Now, back to the original problem. Both cache strategies maintain a stricter set of invariants than the base. In the first case, the extra invariant is that cached is true only if data has not been modified after the last read. In the second case, the extra invariant is that result_value is the value of the operation at all times.
If a third derived type took a reference to a base and accessed data to write (if protected allowed it to), then it would break with the invariants of the derived types.

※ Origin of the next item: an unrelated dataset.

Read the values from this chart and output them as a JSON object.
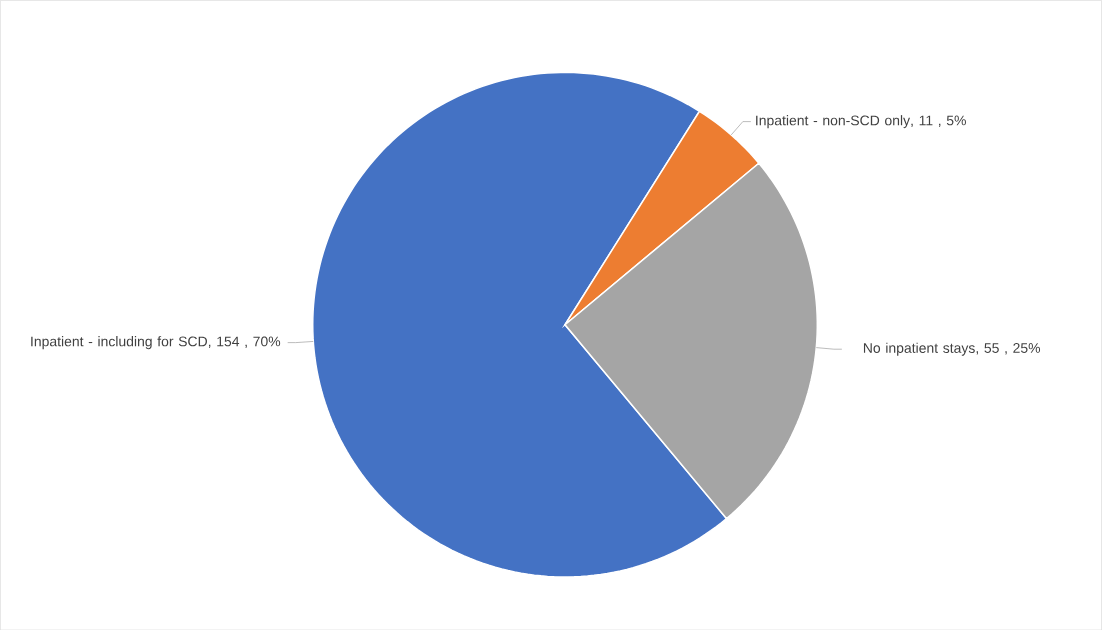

That being said, the specification of the language is broken (personal opinion) as it leaves a backdoor to achieve that particular result. In particular, if you create a pointer to member of a member from a base in a derived type, access is checked in derived, but the returned pointer is a pointer to member of base, which can be applied to any base object:
class base {
protected:
int x;
};
struct derived : base {
static void modify( base& b ) {
// b.x = 5; // error!
b.*(&derived::x) = 5; // allowed ?!?!?!
}
}
In both examples Foo inherits a protected method fooBase. However, in your first example you try to access the given protected method from the same class (Foo::foo calls Foo::fooBase), while in the second example you try to access a protected method from another class which isn't declared as friend class (Foo::foo tries to call FooBase::fooBase, which fails, the later is protected).
In the first example you pass an object of type Foo, which obviously inherits the method fooBase() and so is able to call it. In the second example you are trying to call a protected function, simply so, regardless in which context you can't call a protected function from a class instance where its declared so.
In the first example you inherit the protected method fooBase, and so you have the right to call it WITHIN Foo context
I tend to see things in terms of concepts and messages. If your FooBase method was actually called "SendMessage" and Foo was "EnglishSpeakingPerson" and FooBase was SpeakingPerson, your protected declaration is intended to restrict SendMessage to between EnglishSpeakingPersons (and subclasses eg: AmericanEnglishSpeakingPerson, AustralianEnglishSpeakingPerson) . Another type FrenchSpeakingPerson derived from SpeakingPerson would not be able to receive a SendMessage, unless you declared the FrenchSpeakingPerson as a friend, where 'friend' meant that the FrenchSpeakingPerson has a special ability to receive SendMessage from EnglishSpeakingPerson (ie can understand English).
In addition to hobo's answer you may seek a workaround.
If you want the subclasses to want to call the fooBase method you can make it static. static protected methods are accessible by subclasses with all arguments.
You can work around without a friend like so...
class FooBase
{
protected:
void fooBase(void);
static void fooBase(FooBase *pFooBase) { pFooBase->fooBase(); }
};
This avoids having to add derived types to the base class. Which seems a bit circular.